Cruzado separately contends that the SJC's decision unreasonably applied controlling Supreme Court precedent about the right to due process because the SJC dismissed his due-process claim in a single-sentence footnote that misstated the law. Here, he contends "that the footnote wrongly asserted that due process concerns never arise where the prejudicial evidence comes from a defendant's own statements."
The footnote appears at the end of the SJC's discussion regarding the admission of the recorded police interview. It states: "The defendant's argument that the admission of the word 'nigger' as evidence of racial animus violated his due process rights is unavailing, as the word came from his own mouth several times." Id. at 738 n.2.

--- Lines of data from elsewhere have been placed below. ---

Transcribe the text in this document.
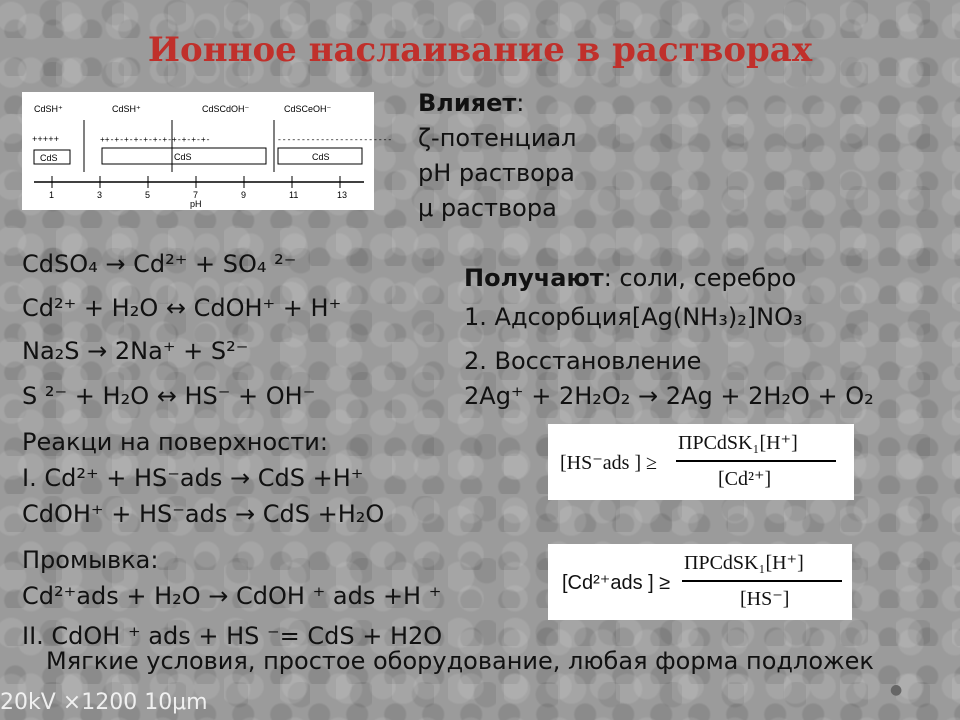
Ионное наслаивание в растворах
CdSH⁺	CdSH⁺	CdSCdOH⁻	CdSCeOH⁻
+++++	++-+-+-+-+-+-+-+-+-+-+-	------------------------
CdS	CdS	CdS
1	3	5	7	9	11	13
pH
Влияет:
ζ-потенциал
pH раствора
μ раствора
CdSO₄ → Cd²⁺ + SO₄ ²⁻
Cd²⁺ + H₂O ↔ CdOH⁺ + H⁺
Na₂S → 2Na⁺ + S²⁻
S ²⁻ + H₂O ↔ HS⁻ + OH⁻
Реакци на поверхности:
I. Cd²⁺ + HS⁻ads → CdS +H⁺
CdOH⁺ + HS⁻ads → CdS +H₂O
Промывка:
Cd²⁺ads + H₂O → CdOH ⁺ ads +H ⁺
II. CdOH ⁺ ads + HS ⁻= CdS + H2O
Получают: соли, серебро
1. Адсорбция[Ag(NH₃)₂]NO₃
2. Восстановление
2Ag⁺ + 2H₂O₂ → 2Ag + 2H₂O + O₂
[HS⁻ads ] ≥
ПРCdSK₁[H⁺]
[Cd²⁺]
[Cd²⁺ads ] ≥
ПРCdSK₁[H⁺]
[HS⁻]
Мягкие условия, простое оборудование, любая форма подложек
20kV ×1200 10μm	●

If read out of context, this footnote might seem to suggest, as Cruzado contends, that the admission into evidence of a defendant's own statements cannot ground a due-process claim in any circumstance, when in fact the admission into evidence of a defendant's own statements violates due process under any number of circumstances, including when they were made involuntary, see United States v. Lawrence, 889 F.2d 1187, 1189 (1st Cir. 1989), or in violation of Miranda v. Arizona, 384 U.S. 436, 86 S.Ct. 1602, 16 L.Ed.2d 694 (1966). But, when the discussion in the footnote is read in the broader context of the SJC's opinion, it is evident that Cruzado's contention is without merit. And that is so even if we were to assume that Cruzado is arguing that, notwithstanding that the recording's admission into evidence comported with Massachusetts state law, its admission into evidence still violated his federal due-process rights and the SJC unreasonably held otherwise.
As previously mentioned, the relevant footnote comes at the end of the SJC's discussion of its reasons for upholding the trial judge's exercise of discretion to allow the recording into evidence. Cruzado, 103 N.E.3d at 738 n.2. In that discussion, the SJC, as we have already concluded, reasonably applied state law to conclude, among other things, that the evidence had special probative value and was not unduly prejudicial to Cruzado, such that the state trial-court judge did not abuse her discretion to admit the recording. Id. at 736-38. That discussion of why the trial judge did not abuse her discretion to admit the recording and did not misapply state evidentiary law would also explain why Cruzado's due-process argument is unavailing. Thus, because the relevant footnote is appended to that discussion, we read the footnote to be saying only that the defendant's due-process argument fails because, in addition to all the reasons stated in the main text of the opinion, the racial slur "came from [Cruzado's] own mouth several times." Id. at 738 n.2; see Commonwealth v. Spencer, 465 Mass. 32, 987 N.E.2d 205, 217 (2013) ("An extrajudicial statement made by a party opponent is an exception to the rule against the introduction of hearsay, and is admissible unless subject to exclusion on other grounds."); see also Ayala v. Alves, 85 F.4th 36, 58 (1st Cir. 2023) ("Our 'highly deferential standard for evaluating state court rulings' requires that we read the SJC's opinion in such a way as to give its choice of language 'the benefit of the doubt.' " (quoting Woodford v. Visciotti, 537 U.S. 19, 24, 123 S.Ct. 357, 154 L.Ed.2d 279 (2002))). Therefore, we conclude that there is no merit to Cruzado's footnote-based argument for concluding that the SJC unreasonably applied clearly established Supreme Court precedent in rejecting his due-process claim.
IV.
For the foregoing reasons, we affirm the District Court's rejection of Cruzado's petition for habeas relief. The parties shall bear their own costs.